Der ehemalige "Bild"-Chefredakteur Kai Diekmann verkündete kurz nach der Meldung über Kohls Tod auf Twitter: "Danke! Für die deutsche Einheit. Für Europa. Für so unglaublich viel... Helmut Kohl (1930-2017) - Ruhe in Frieden!"

Der Grünen-Vorsitzende Cem Özdemir sagte im Rahmen der Bundesdelegiertenkonferenz seiner Partei: "Ein großer Europäer ist von uns gegangen."

Katja Kipping, Vorsitzende der Linken, twitterte ein Zitat Kohls: "Die Menschlichkeit einer Gesellschaft zeigt sich nicht zuletzt daran, wie sie mit den schwächsten Mitgliedern umgeht."

Jeremy Cliffe, Berline Büro-Chef des Wirtschaftsmagazins "The Economist", postete bei Twitter ein ikonisches Foto Kohls vor dem Brandenburger Tor.

CDU zu Kohls Tod: "Wir trauern"

Kohls eigene Partei, die CDU, reagierte mit einem kurzen Statement auf Twitter auf Kohls Tod: "Wir trauern". Kohl war von 1973 bis 1998 war CDU-Bundesvorsitzender gewesen. Von 1982 bis 1998 war er Bundeskanzler.

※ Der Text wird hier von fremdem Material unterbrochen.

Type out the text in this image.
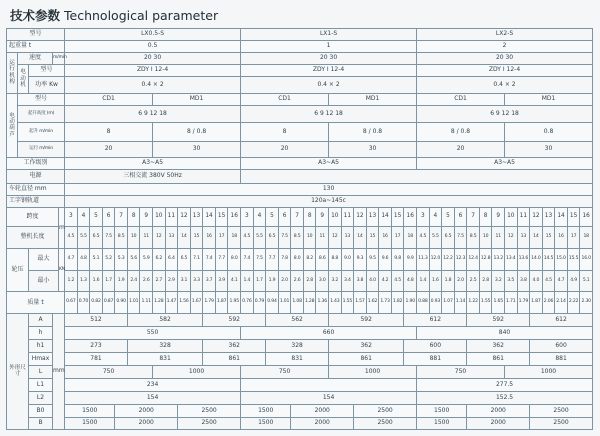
技术参数 Technological parameter
型号					LX0.5-S														LX1-S														LX2-S													
起重量 t					0.5														1														2													
运行机构	速度		m/min		20 30														20 30														20 30													
	电动机	型号			ZDY I 12-4														ZDY I 12-4														ZDY I 12-4													
		功率 Kw			0.4 × 2														0.4 × 2														0.4 × 2													
电动葫芦	型号				CD1							MD1							CD1							MD1							CD1							MD1						
	起升高度 (m)				6 9 12 18														6 9 12 18														6 9 12 18													
	起升 m/min				8							8 / 0.8							8							8 / 0.8							8 / 0.8							0.8						
	运行 m/min				20							30							20							30							20							30						
工作级别					A3~A5														A3~A5														A3~A5													
电源					三相交流 380V 50Hz																																									
车轮直径 mm					130																																									
工字钢轨道					120a~145c																																									
跨度				m	3	4	5	6	7	8	9	10	11	12	13	14	15	16	3	4	5	6	7	8	9	10	11	12	13	14	15	16	3	4	5	6	7	8	9	10	11	12	13	14	15	16
整机长度					4.5	5.5	6.5	7.5	8.5	10	11	12	13	14	15	16	17	18	4.5	5.5	6.5	7.5	8.5	10	11	12	13	14	15	16	17	18	4.5	5.5	6.5	7.5	8.5	10	11	12	13	14	15	16	17	18
轮压		最大		KN	4.7	4.8	5.1	5.2	5.3	5.6	5.9	6.2	6.4	6.5	7.1	7.4	7.7	8.0	7.4	7.5	7.7	7.8	8.0	8.2	8.6	8.8	9.0	9.3	9.5	9.6	9.8	9.9	11.3	12.0	12.2	12.3	12.4	12.8	13.2	13.4	13.6	14.0	14.5	15.0	15.5	16.0
		最小			1.2	1.3	1.6	1.7	1.9	2.4	2.6	2.7	2.9	3.1	3.3	3.7	3.9	4.1	1.4	1.7	1.9	2.0	2.6	2.8	3.0	3.2	3.4	3.8	4.0	4.2	4.5	4.8	1.4	1.6	1.8	2.0	2.5	2.8	3.2	3.5	3.8	4.0	4.5	4.7	4.9	5.1
质量 t					0.67	0.70	0.82	0.87	0.90	1.01	1.11	1.28	1.47	1.56	1.67	1.79	1.87	1.95	0.76	0.79	0.94	1.01	1.08	1.28	1.36	1.43	1.55	1.57	1.62	1.73	1.82	1.90	0.88	0.93	1.07	1.14	1.22	1.55	1.65	1.71	1.79	1.87	2.06	2.14	2.22	2.30
外形尺寸		A	mm		512					582						592					562					592						612					592					612				
		h			550														660														840													
		h1			273					328						362					328					362						600					362					600				
		Hmax			781					831						861					831					861						881					861					881				
		L			750							1000							750							1000							750							1000						
		L1			234																												277.5													
		L2			154														154														152.5													
		B0			1500				2000					2500					1500				2000					2500					1500				2000					2500				
		B			1500				2000					2500					1500				2000					2500					1500				2000					2500				
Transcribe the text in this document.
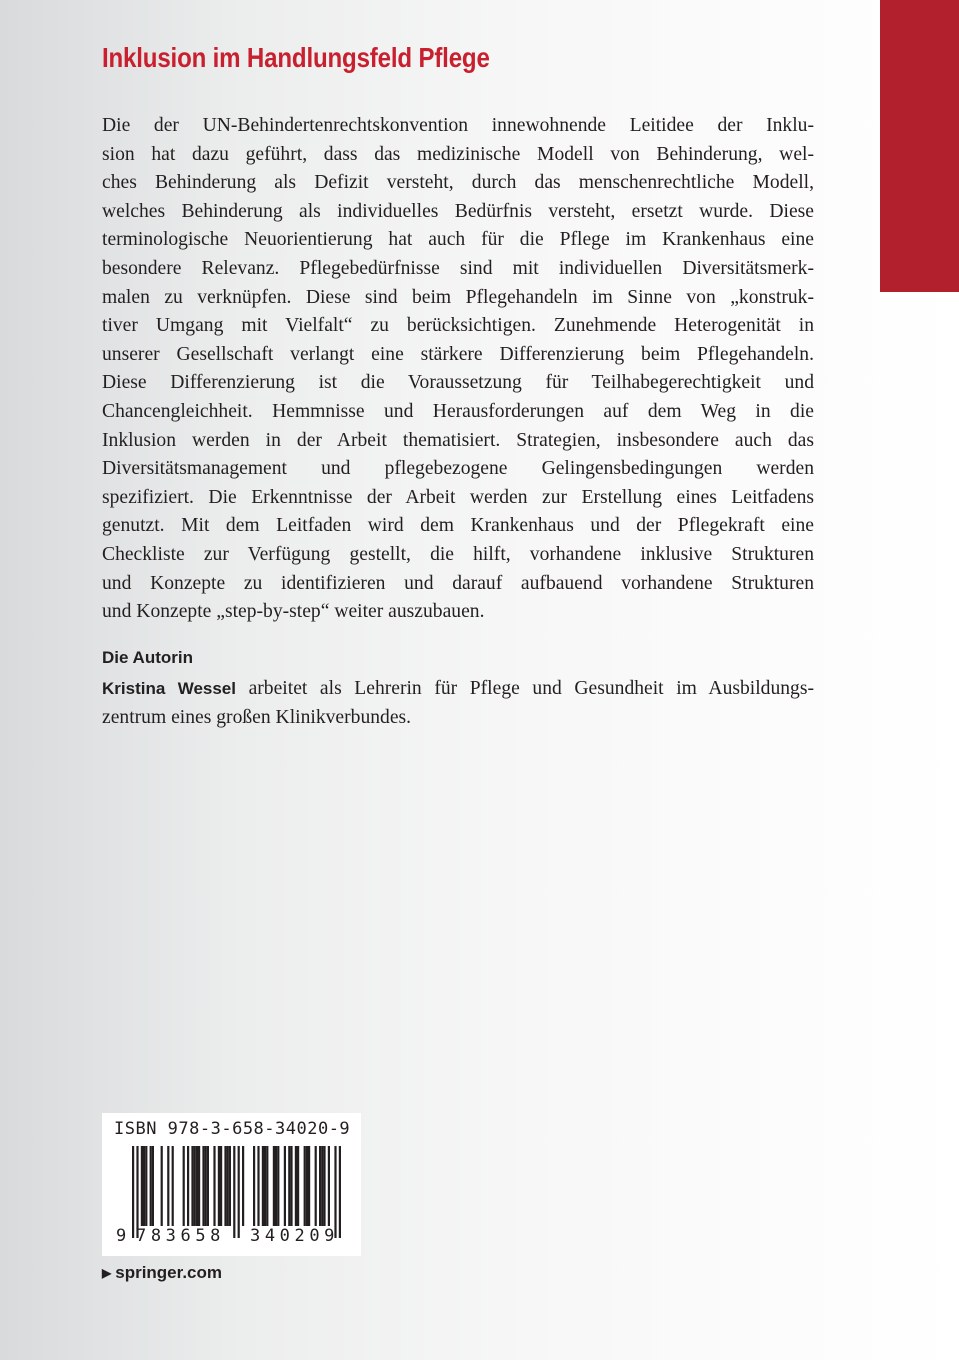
Inklusion im Handlungsfeld Pflege
Die der UN-Behindertenrechtskonvention innewohnende Leitidee der Inklu-
sion hat dazu geführt, dass das medizinische Modell von Behinderung, wel-
ches Behinderung als Defizit versteht, durch das menschenrechtliche Modell,
welches Behinderung als individuelles Bedürfnis versteht, ersetzt wurde. Diese
terminologische Neuorientierung hat auch für die Pflege im Krankenhaus eine
besondere Relevanz. Pflegebedürfnisse sind mit individuellen Diversitätsmerk-
malen zu verknüpfen. Diese sind beim Pflegehandeln im Sinne von „konstruk-
tiver Umgang mit Vielfalt“ zu berücksichtigen. Zunehmende Heterogenität in
unserer Gesellschaft verlangt eine stärkere Differenzierung beim Pflegehandeln.
Diese Differenzierung ist die Voraussetzung für Teilhabegerechtigkeit und
Chancengleichheit. Hemmnisse und Herausforderungen auf dem Weg in die
Inklusion werden in der Arbeit thematisiert. Strategien, insbesondere auch das
Diversitätsmanagement und pflegebezogene Gelingensbedingungen werden
spezifiziert. Die Erkenntnisse der Arbeit werden zur Erstellung eines Leitfadens
genutzt. Mit dem Leitfaden wird dem Krankenhaus und der Pflegekraft eine
Checkliste zur Verfügung gestellt, die hilft, vorhandene inklusive Strukturen
und Konzepte zu identifizieren und darauf aufbauend vorhandene Strukturen
und Konzepte „step-by-step“ weiter auszubauen.
Die Autorin
Kristina Wessel arbeitet als Lehrerin für Pflege und Gesundheit im Ausbildungs-
zentrum eines großen Klinikverbundes.
ISBN 978-3-658-34020-9
9 783658 340209
▶ springer.com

SPD-Politiker Ralf Stegner lobte Helmut Kohls Lebensleistung: "Helmut Kohl war ein engagierter Europäer, der sich Verdienste bei deutscher Einheit erwarb. Deshalb bei allen großen Differenzen: Chapeau!"

FDP-Chef Christian Lindner schrieb zu Kohls Tod: "Helmut Kohl war Kanzler der Einheit & leidenschaftlicher Europäer. Er hat eine Generation politisch geprägt. Wir verneigen uns vor ihm."